Shell and Petronas didn’t respond to requests for comment. Chevron confirmed that it operates two offshore blocks in Suriname and has a minority interest in a third.

Jagesar also hopes to find explorers as fast as possible for the rest of Suriname’s offshore acreage. About 12 companies have signed up to study data for deep-water blocks that are currently on offer, and he expects bidding, which concludes on May 31 and will be managed by a Staatsolie subsidiary, to be competitive. Later this year, it will start offering contracts in shallower waters where drilling costs are lower.

“We have increased the pace on the bidding rounds,” Jagesar said, “to put all the open acreage under contract.”

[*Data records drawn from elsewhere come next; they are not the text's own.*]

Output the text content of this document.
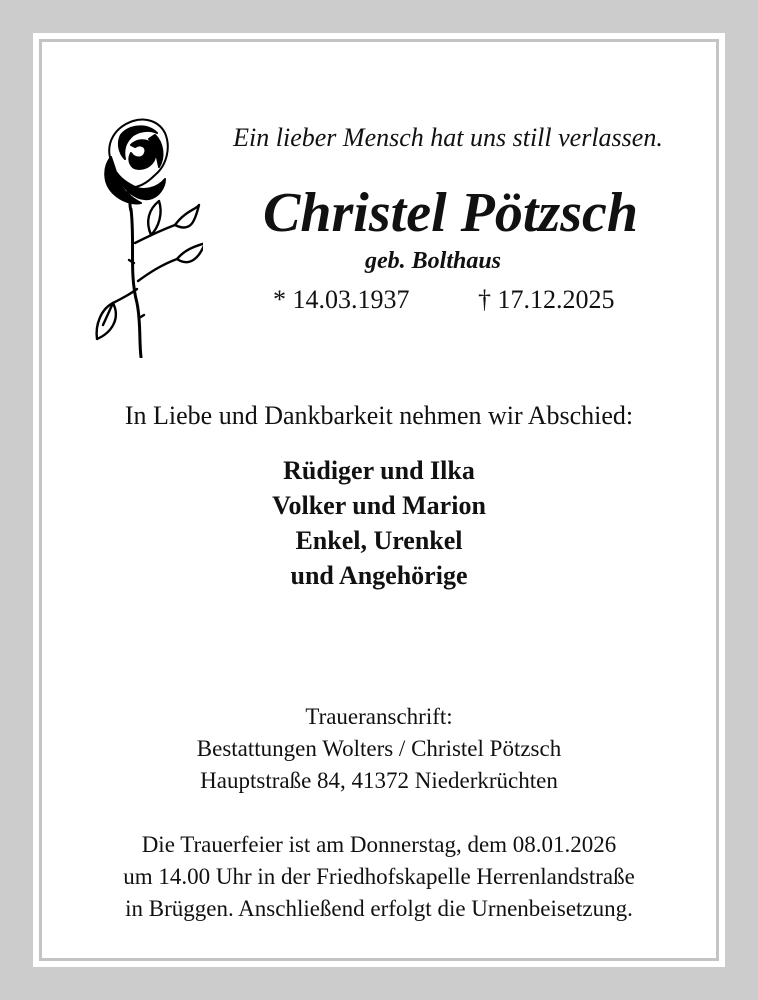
Ein lieber Mensch hat uns still verlassen.
Christel Pötzsch
geb. Bolthaus
* 14.03.1937	† 17.12.2025
In Liebe und Dankbarkeit nehmen wir Abschied:
Rüdiger und Ilka
Volker und Marion
Enkel, Urenkel
und Angehörige
Traueranschrift:
Bestattungen Wolters / Christel Pötzsch
Hauptstraße 84, 41372 Niederkrüchten
Die Trauerfeier ist am Donnerstag, dem 08.01.2026
um 14.00 Uhr in der Friedhofskapelle Herrenlandstraße
in Brüggen. Anschließend erfolgt die Urnenbeisetzung.
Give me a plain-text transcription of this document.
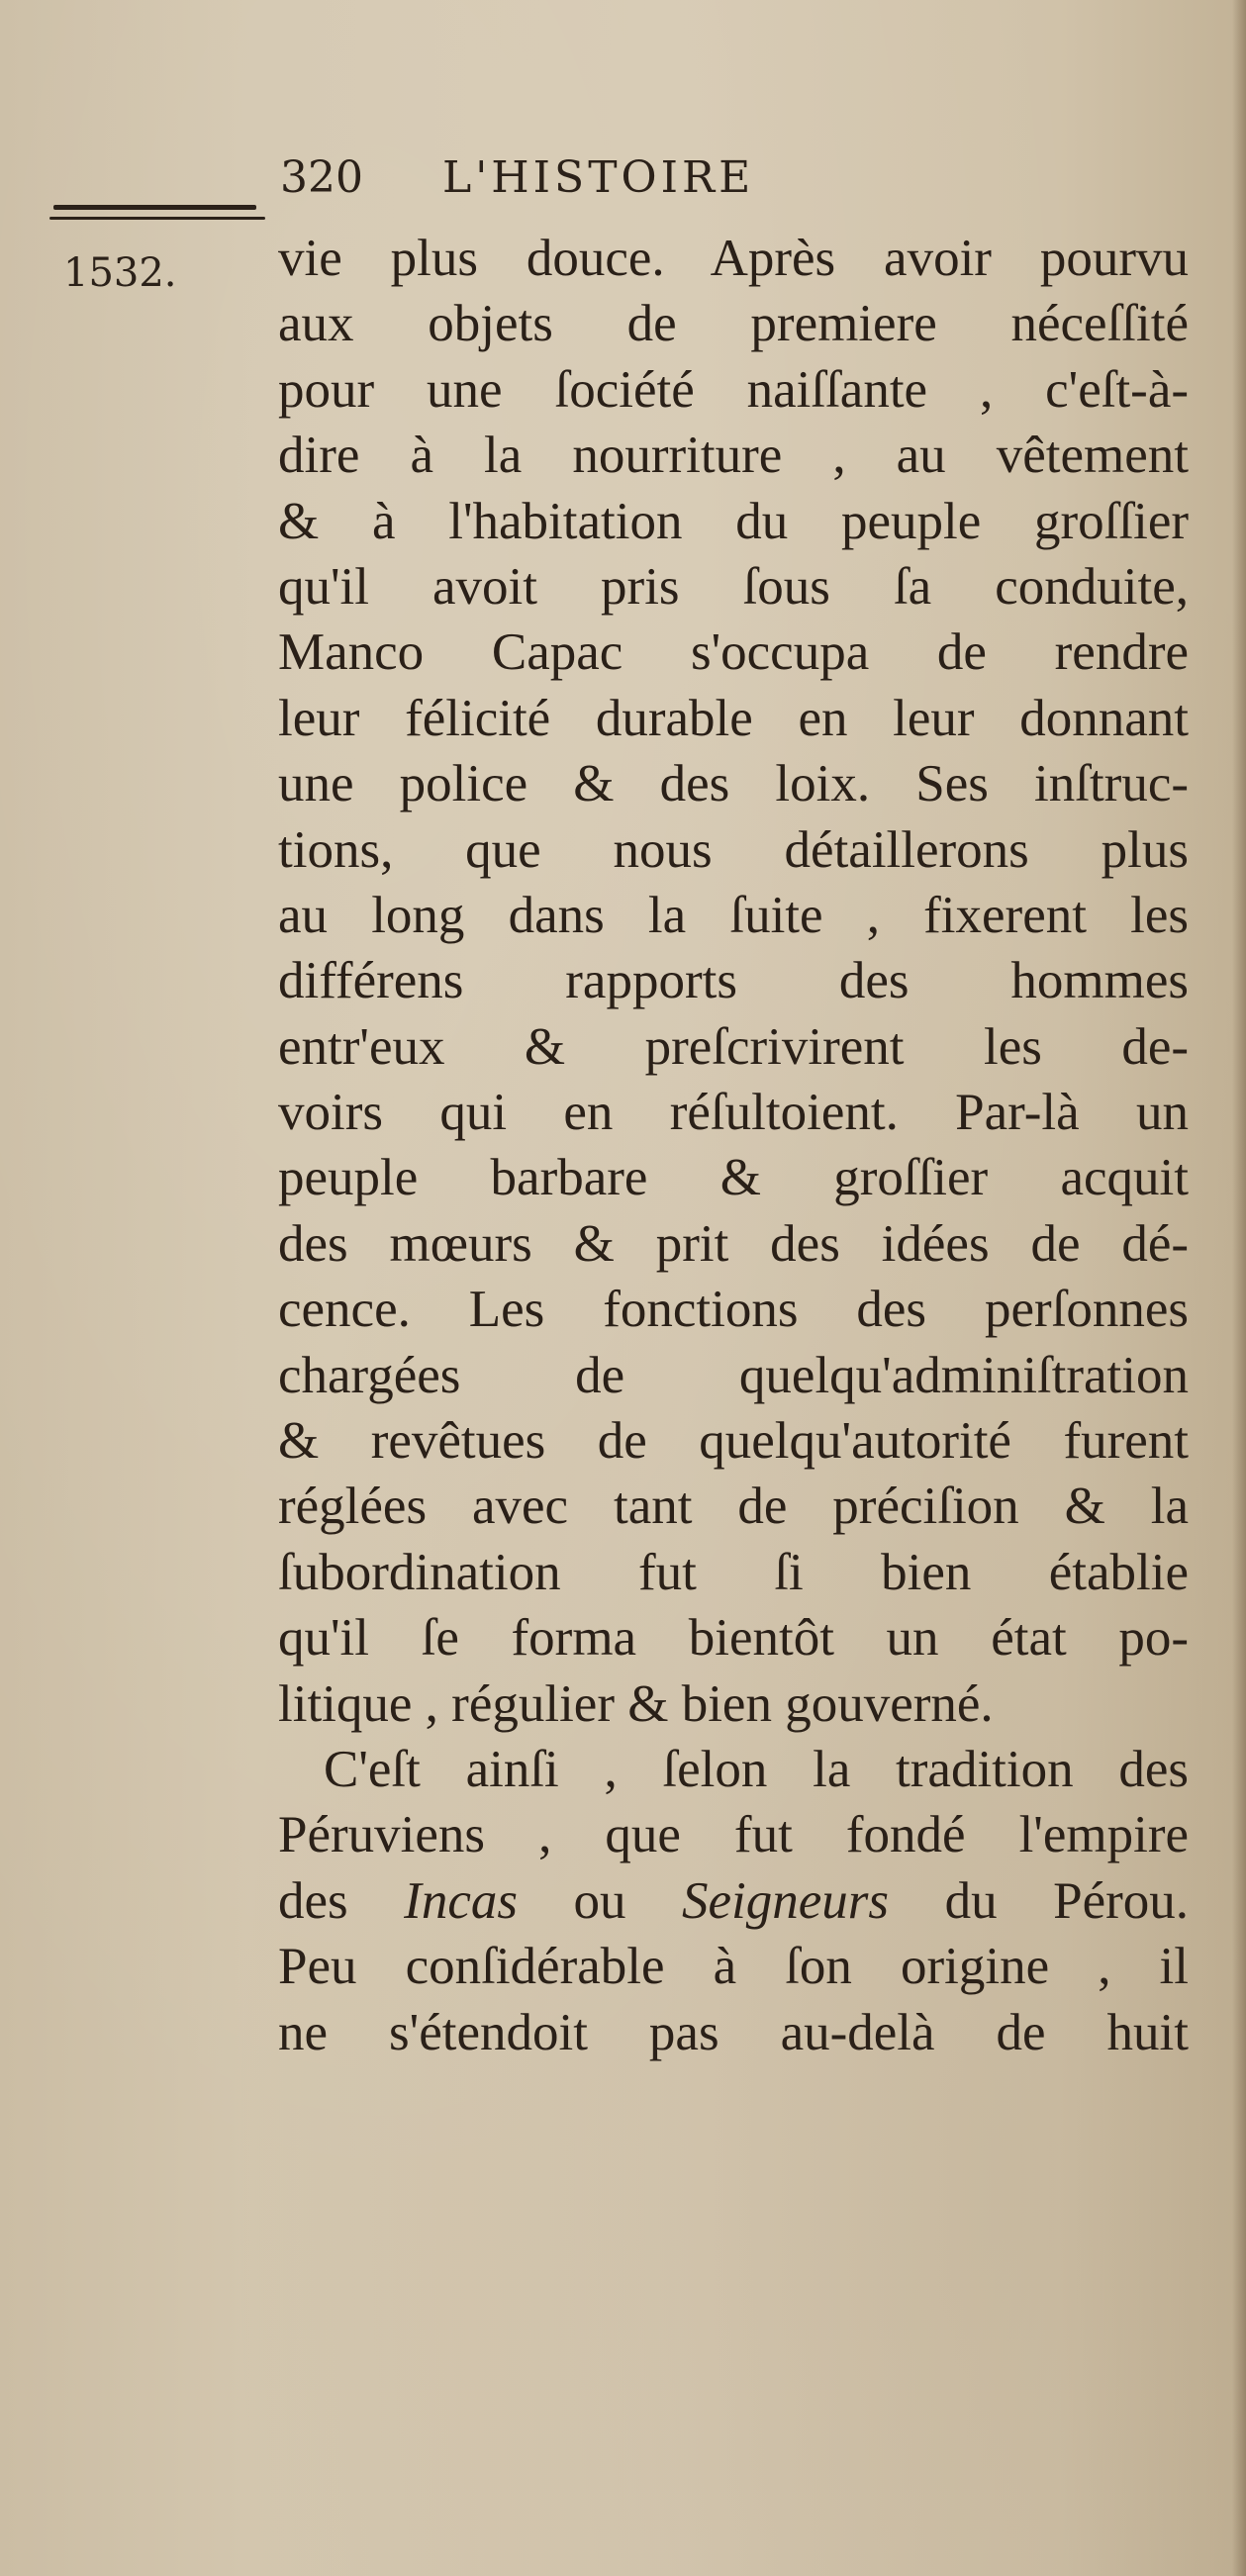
320 L'HISTOIRE
1532. vie plus douce. Après avoir pourvu
aux objets de premiere néceſſité
pour une ſociété naiſſante , c'eſt-à-
dire à la nourriture , au vêtement
& à l'habitation du peuple groſſier
qu'il avoit pris ſous ſa conduite,
Manco Capac s'occupa de rendre
leur félicité durable en leur donnant
une police & des loix. Ses inſtruc-
tions, que nous détaillerons plus
au long dans la ſuite , fixerent les
différens rapports des hommes
entr'eux & preſcrivirent les de-
voirs qui en réſultoient. Par-là un
peuple barbare & groſſier acquit
des mœurs & prit des idées de dé-
cence. Les fonctions des perſonnes
chargées de quelqu'adminiſtration
& revêtues de quelqu'autorité furent
réglées avec tant de préciſion & la
ſubordination fut ſi bien établie
qu'il ſe forma bientôt un état po-
litique , régulier & bien gouverné.
C'eſt ainſi , ſelon la tradition des
Péruviens , que fut fondé l'empire
des Incas ou Seigneurs du Pérou.
Peu conſidérable à ſon origine , il
ne s'étendoit pas au-delà de huit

For European and US oil majors, it’s an understatement that the outlook for fossil fuels is uncertain. Under pressure from governments and environmental activists, the companies are targeting net zero emissions by 2050, and are prioritizing mature basins over risky exploration targets to keep costs down as they ramp up investments in renewable energy sources.

The EU, US and and other wealthy nations have likewise pledged to cut carbon emissions, yet in the last year have also jawboned oil producers to increase supplies since Russia’s invasion of Ukraine sent global commodity prices soaring. While price declines since mid-2022 have come as a relief to motorists and policy makers the world over, it’s unclear if the respite will last through the rest of this year, let alone the rest of the decade.

That makes Suriname’s potential all the more attractive to oil companies and consumers alike.